今回、妃殿下からフレディを紹介されたんですけど、文官として会った時は、これも縁よねと思ったんです。近々、祖母や母と婚約者を選ぶ約束をしていたので、良いタイミングだと思ったの。
でも、フレディと一緒にいるうちに、怖くなったわ。彼の持っているものと私のもっているものでは、バランスが悪すぎて、釣り合わないって、思ったの。
こんな人が、私を好きになってくれるとは到底思えなかった……」
訥々と語る私にパール女史は苦笑する。
「フレデリックはいつも見た目と立場で損をしているのよね。こんなところでも、そんな性分が顔を出しているなんて、因果なものだわ。
本性はけっこう地味よ、あいつ」
「地味?」
「フレデリックを呼んでくるわ」
答えをくれないままパール女史はフレディを閉じ込めた部屋の扉に早足で向かう。
パール女史はフレディのことを分かっているのは、付き合いが長いからだろう。彼女が、フレディを地味というなら、そうなのかもしれない。

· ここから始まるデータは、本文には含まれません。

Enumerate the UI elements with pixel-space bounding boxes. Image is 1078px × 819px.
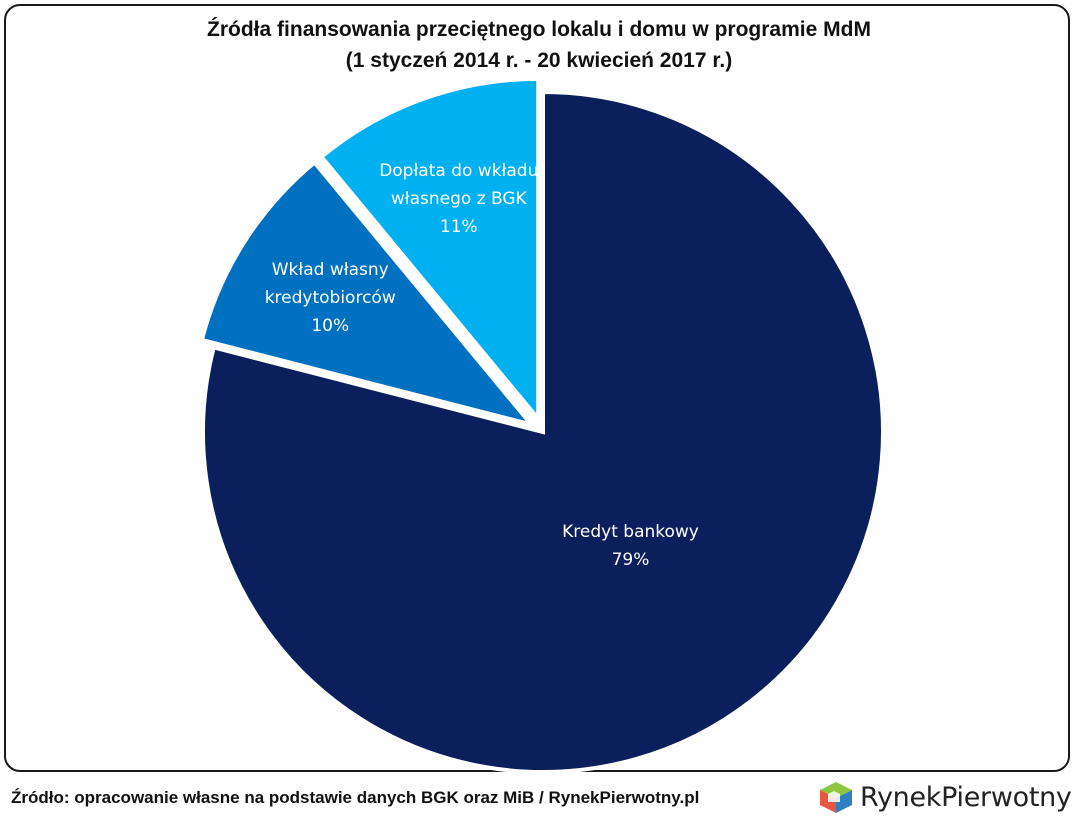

確かに、言われてみれば、奔放とか派手という印象はない。
ただ、彼の持っているものに、私は怖気づいた。
彼が持っているものと比べたら、私にあるのは、仕事と茶葉だけなのよ。
彼が飽きれば、ふっと飛ばされそうじゃない。
私は、もう唐突に別れを切り出されるのはごめんだし、傷つきたくもなかった。
祖母や母からの縁談なら、彼女たちの顔もあり、嫌な思いをしないで済むだろう。
私のなかにあるのは、私が傷つきたくないと言う打算だ。
情けないけど、私は怖いのだ。
フレディがどうというわけではなく。私は、私を守りたいだけだ。
鏡を見ながらぼんやりとしていると、背後に人の気配がして私は上を向いた。
覗き込むように、着替えたフレディが立っていた。
「よく似合っているよ。ルーシー」
笑顔で褒められて、ぼっと私の身体が熱を帯びた。
着飾った私を見られることも恥ずかしかったけど、ダークグレーを基調とした正装姿のフレディは、優しそうな印象をのこしたまま、かっこよかった。
胸元に手を添えて、ちょっと視線を外した。おずおずと鏡越しに目を合わせる。
「褒めたって何もでないから」
可愛くないふりをして、むくれて、嫌味を言っていた。
パール女史が片づけを始めた。
外から、楽団のゆったりとした音楽が流れてきた。
フレディが顔を上げる。
「そろそろいくか」
重い声だった。
パール女史は、建物内の一室に控えているという。
宿泊する来賓客の衣装替えを手伝う仕事が最後に残っているという。すべてが終わったら、着替えの手伝いでもう一度くるわと申し出てくれた。
その間も、音楽が途切れることなく流れてくる。